Power jumps by 25bhp to 232bhp over the standard car, and torque rises by 7 percent, although the 2.0-litre TSI engine is a detuned variant of the unit seen in the Golf and Scirocco R models, rather than an evolution of that found in the current GTI. Apart from a tweaked exhaust actuator, there are no other mechanical changes.
Exterior trim upgrades include black gloss wing mirrors, front splitter and rear diffuser, plus side skirts from the R and new 18in wheels (with a 19in option) in place of the standard car’s 17-inchers.
In the cabin there are ‘35’ embroidered tartan seats (leather and part-leather upholstery are likely to be optional), honeycomb dash inserts, and a retro golf ball-style gear lever in both manual and DSG examples.
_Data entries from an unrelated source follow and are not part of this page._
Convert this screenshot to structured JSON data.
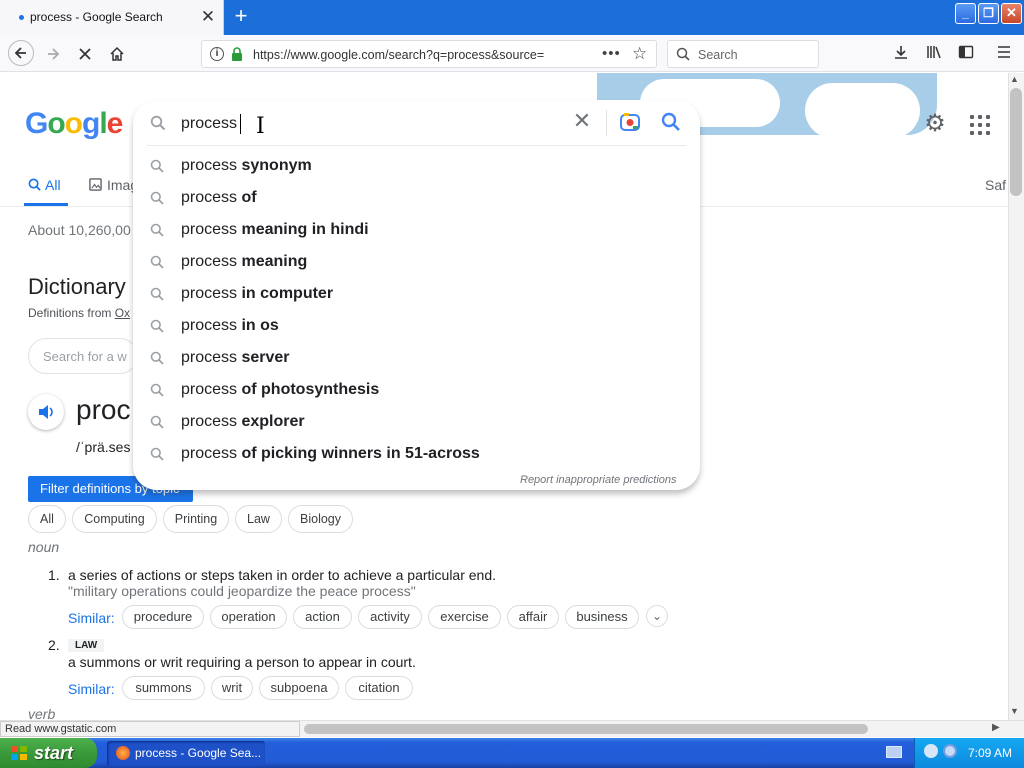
{
  "browser": {
    "tab_title": "process - Google Search",
    "tab_close": "✕",
    "new_tab": "+",
    "window_buttons": {
      "minimize": "_",
      "maximize": "❐",
      "close": "✕"
    },
    "url": "https://www.google.com/search?q=process&source=",
    "url_info": "i",
    "search_placeholder": "Search",
    "status_text": "Read www.gstatic.com"
  },
  "google": {
    "logo_letters": [
      "G",
      "o",
      "o",
      "g",
      "l",
      "e"
    ],
    "tabs": {
      "all": "All",
      "images": "Imag",
      "safe": "Saf"
    },
    "results_count": "About 10,260,00"
  },
  "search_box": {
    "query": "process",
    "suggestions": [
      {
        "prefix": "process",
        "completion": "synonym"
      },
      {
        "prefix": "process",
        "completion": "of"
      },
      {
        "prefix": "process",
        "completion": "meaning in hindi"
      },
      {
        "prefix": "process",
        "completion": "meaning"
      },
      {
        "prefix": "process",
        "completion": "in computer"
      },
      {
        "prefix": "process",
        "completion": "in os"
      },
      {
        "prefix": "process",
        "completion": "server"
      },
      {
        "prefix": "process",
        "completion": "of photosynthesis"
      },
      {
        "prefix": "process",
        "completion": "explorer"
      },
      {
        "prefix": "process",
        "completion": "of picking winners in 51-across"
      }
    ],
    "report_link": "Report inappropriate predictions"
  },
  "dictionary": {
    "heading": "Dictionary",
    "source_prefix": "Definitions from ",
    "source_link": "Ox",
    "search_placeholder": "Search for a w",
    "word": "proc",
    "phonetic": "/ˈprä.ses",
    "filter_button": "Filter definitions by topic",
    "topic_chips": [
      "All",
      "Computing",
      "Printing",
      "Law",
      "Biology"
    ],
    "pos_noun": "noun",
    "def1": {
      "num": "1.",
      "text": "a series of actions or steps taken in order to achieve a particular end.",
      "example": "\"military operations could jeopardize the peace process\"",
      "similar_label": "Similar:",
      "similar": [
        "procedure",
        "operation",
        "action",
        "activity",
        "exercise",
        "affair",
        "business"
      ]
    },
    "def2": {
      "num": "2.",
      "label": "LAW",
      "text": "a summons or writ requiring a person to appear in court.",
      "similar_label": "Similar:",
      "similar": [
        "summons",
        "writ",
        "subpoena",
        "citation"
      ]
    },
    "pos_verb": "verb"
  },
  "taskbar": {
    "start_label": "start",
    "task_label": "process - Google Sea...",
    "clock": "7:09 AM"
  },
  "colors": {
    "accent": "#1a73e8",
    "title_bar": "#1c6ed8",
    "taskbar": "#245edb",
    "start_green": "#3a9a3a"
  }
}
Those new design details add a little more aggression to the car’s image, while the various ‘35’ badges contribute a limited edition feel.
The golf ball gearknob reinterpretation is less effective, though, and looks out of place. While the trim is new, the seats share the same well bolstered but softish structure of the normal GTI pews.
In DSG guise, the reworked exhaust yields the characteristic ‘whump’ sound we enjoy from the Scirocco R, though the engine note is generally more purposeful than inspiring, and drones a little at cruising speed.